The agreement with Russia was concluded on Sunday and Russian troops have already arrived at the village of Kafr Jina, in the northwestern region of Afrin, with troop carriers and armoured vehicles, YPG spokesman Redur Xelil told Reuters news agency.

“The Russian presence … comes in agreement between [the YPG] and the Russian forces operating in Syria in the framework of cooperation against terrorism and to help train our forces on modern warfare and to build a direct point of contact with Russian forces,” Xelil said in a statement.

“It is the first [agreement] of its kind,” he added.

Such an agreement would further illustrate how the Syrian Kurds have managed to bring both Washington and Moscow onto their side after showing themselves as an organized force able to confront jihadist groups and take back territory from Islamic State.

A Russian deployment would help deter cross-border attacks against the Kurdish-dominated area of Afrin from Turkey, which is hostile to the YPG, seeing it as an arm of the Kurdistan Workers Party (PKK) that is pressing an insurrection in Turkey.

Turkish Deputy Prime Minister Numan Kurtulmus said in response to a question on Afrin that Ankara would never allow what he called a “terror region, a terror state” to be established in northern Syria,” in reference to the YPG.

“We have conveyed this to all interested parties in almost every meeting. The Russians know this, and the Americans know this and other countries know this,” Kurtulmus said during a news conference in Ankara.

Kafr Jina has previously been shelled by Turkish forces from across the nearby frontier, Xelil added.

“The agreement came into force today,” Xelil said, declining to say how many Russian troops had arrived in Kafr Jina, the place where the base is being established.

However, the Russian Defense Ministry said it had embedded servicemen with the YPG in northern Syria, but said the servicemen were there to monitor a ceasefire between the Kurdish forces and Turkey-backed opposition fighters, not to establish a base.
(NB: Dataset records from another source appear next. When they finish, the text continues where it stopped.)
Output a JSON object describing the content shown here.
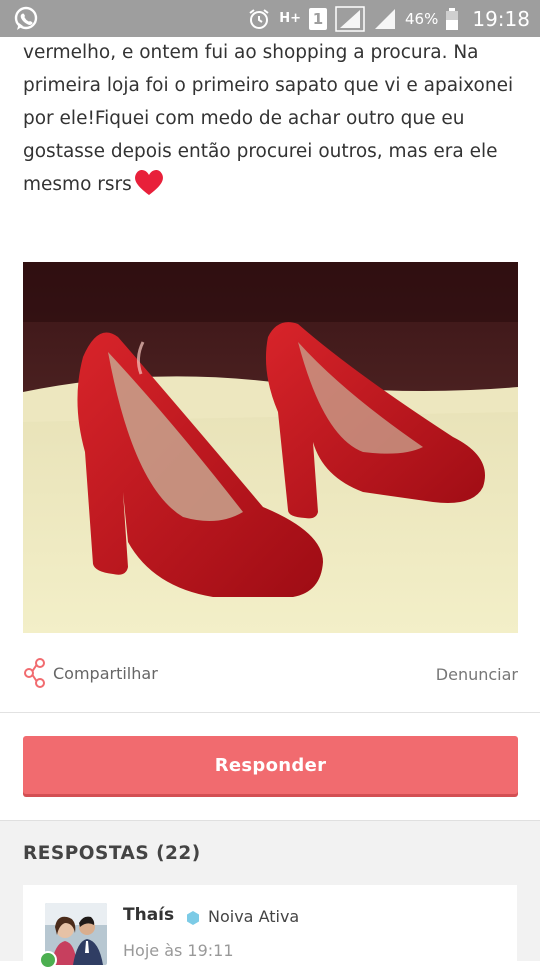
{
  "status_bar": {
    "network": "H+",
    "sim": "1",
    "battery": "46%",
    "time": "19:18",
    "icons": [
      "whatsapp-icon",
      "alarm-icon",
      "signal-icon",
      "battery-icon"
    ]
  },
  "post": {
    "lines": [
      "vermelho, e ontem fui ao shopping a procura. Na",
      "primeira loja foi o primeiro sapato que vi e apaixonei",
      "por ele!Fiquei com medo de achar outro que eu",
      "gostasse depois então procurei outros, mas era ele",
      "mesmo rsrs"
    ],
    "photo_desc": "red-high-heel-shoes-photo"
  },
  "actions": {
    "share_label": "Compartilhar",
    "report_label": "Denunciar"
  },
  "reply_button_label": "Responder",
  "answers": {
    "heading": "RESPOSTAS (22)",
    "items": [
      {
        "author": "Thaís",
        "badge": "Noiva Ativa",
        "time": "Hoje às 19:11"
      }
    ]
  },
  "colors": {
    "accent": "#f16b6f",
    "badge": "#7ccbe6",
    "heart": "#e8203a",
    "status_bar": "#9e9e9e"
  }
}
The ministry said the units had been deployed from its Center for Reconciliation at its air base in Hmeimim in northwestern Syria.

“There are no plans to establish new Russian bases on the territory of the Syrian Arab Republic,” Russian Defense Ministry said in a statement.

100.000 Kurdish fighters

The Kurdish source added that Russia aims also to train the Kurdish militias, as the YPG aims to expand its fighting force by nearly two-thirds to more than 100,000 fighters.
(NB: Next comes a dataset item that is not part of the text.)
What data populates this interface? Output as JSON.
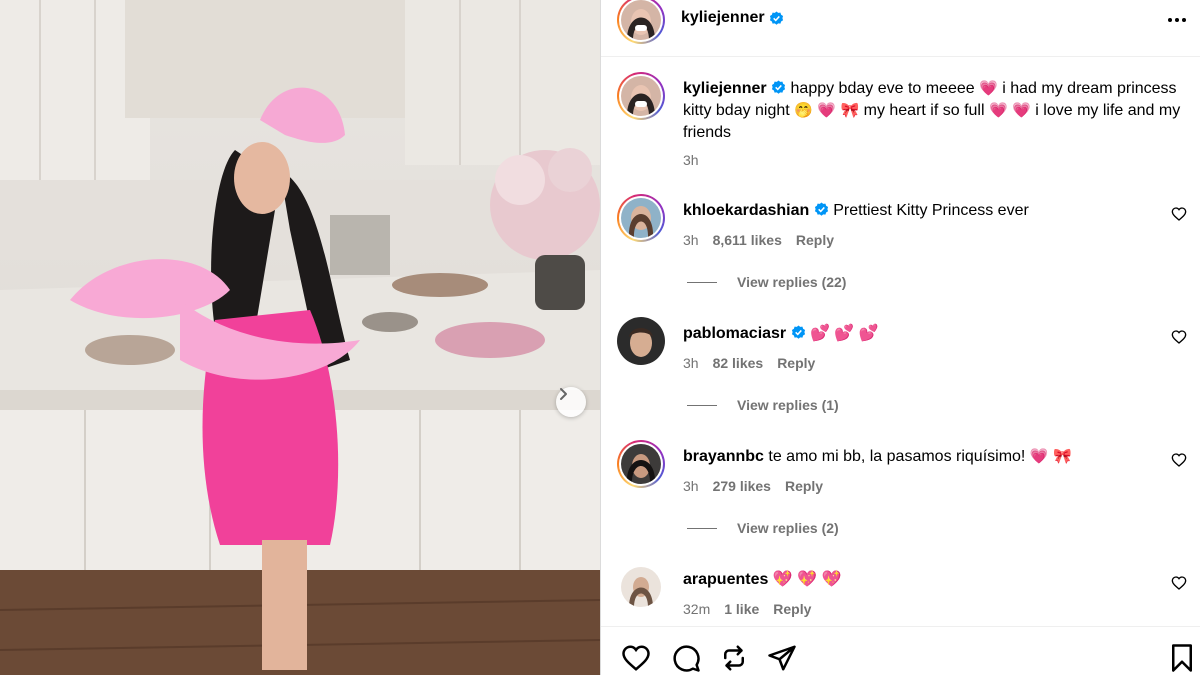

The group had about 60,000 fighters at the end of 2016, he said, and has already formed 10 new battalions – each comprised of 300 fighters – since the start of this year.
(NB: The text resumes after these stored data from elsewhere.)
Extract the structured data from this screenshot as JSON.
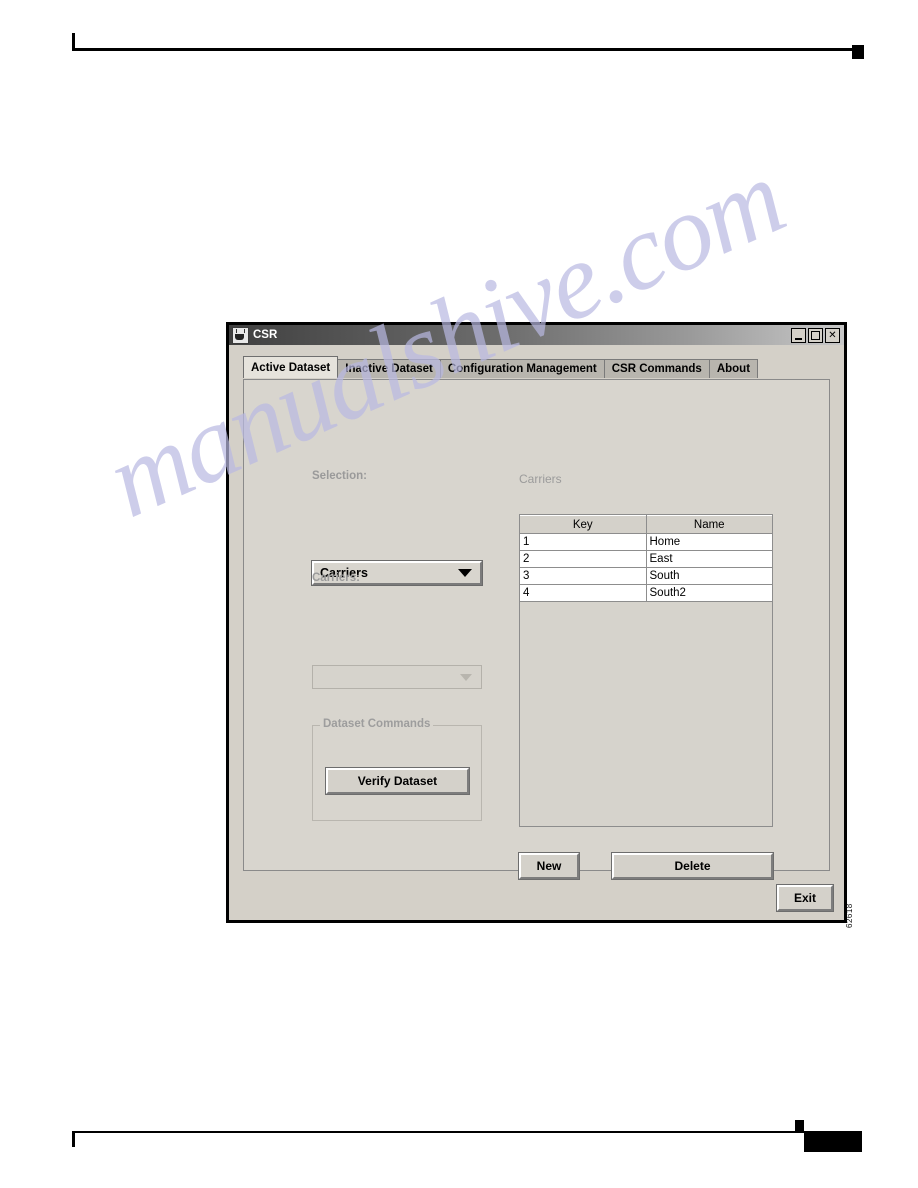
{
  "page": {
    "figure_id": "62618",
    "watermark": "manualshive.com"
  },
  "window": {
    "title": "CSR",
    "app_icon": "java-coffee-cup-icon",
    "controls": {
      "minimize": "_",
      "maximize": "□",
      "close": "✕"
    }
  },
  "tabs": [
    {
      "label": "Active Dataset",
      "selected": true
    },
    {
      "label": "Inactive Dataset",
      "selected": false
    },
    {
      "label": "Configuration Management",
      "selected": false
    },
    {
      "label": "CSR Commands",
      "selected": false
    },
    {
      "label": "About",
      "selected": false
    }
  ],
  "left_panel": {
    "selection_label": "Selection:",
    "selection_combo": {
      "value": "Carriers",
      "enabled": true,
      "arrow_icon": "chevron-down-icon"
    },
    "carriers_label": "Carriers:",
    "carriers_combo": {
      "value": "",
      "enabled": false,
      "arrow_icon": "chevron-down-icon"
    },
    "group": {
      "title": "Dataset Commands",
      "verify_button": "Verify Dataset"
    }
  },
  "right_panel": {
    "heading": "Carriers",
    "table": {
      "columns": [
        "Key",
        "Name"
      ],
      "rows": [
        {
          "key": "1",
          "name": "Home"
        },
        {
          "key": "2",
          "name": "East"
        },
        {
          "key": "3",
          "name": "South"
        },
        {
          "key": "4",
          "name": "South2"
        }
      ]
    },
    "new_button": "New",
    "delete_button": "Delete"
  },
  "footer": {
    "exit_button": "Exit"
  }
}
The 10 new units and other new battalions to be formed this year will be trained in all forms of combat, weaponry and tactics, with the aim of turning the YPG into a more organised force that resembles a traditional army, Xelil said.

“A disciplined, cohesive military force, well-trained in different tactics of war … is the true guarantee to defend us and to affirm our presence as a great nation that deserves dignity,” said a YPG leaflet seeking recruits for the new battalions that has been circulated in the predominantly Kurdish regions of Syria, which is home to roughly two million Kurds.

Each fighter will reportedly receive a monthly salary of $200, which is $20 above the maximum wage currently paid to YPG fighters.

Aaron Stein, a senior fellow at the US-based Atlantic Council, told AFP news agency that Russia was now partnering with the Kurds as they had become an important player in Syria.

“The Kurds are now the most consequential non-state actor in Syria, alongside al-Qaeda… They will have a huge say over the future of Syria,” Stein said.

YPG commander Sipan Hemo said YPG aimed to “fight terrorism” everywhere in Syria, while its political priority was “guaranteeing the rights of the Kurdish people in Syria legally, constitutionally”.

He also signalled a readiness on the part of YPG to reach a long-term accommodation with the Syrian government, saying “there will be no problem with the regime” once Kurdish rights are secured.

The Syrian crisis began as a peaceful demonstration against the injustice in Syria. Assad regime used to fire power and violence against the civilians and led to armed resistance. 450.000 Syrians lost their lives in the past five years according to UN estimates, and more than 12 million have lost their homes.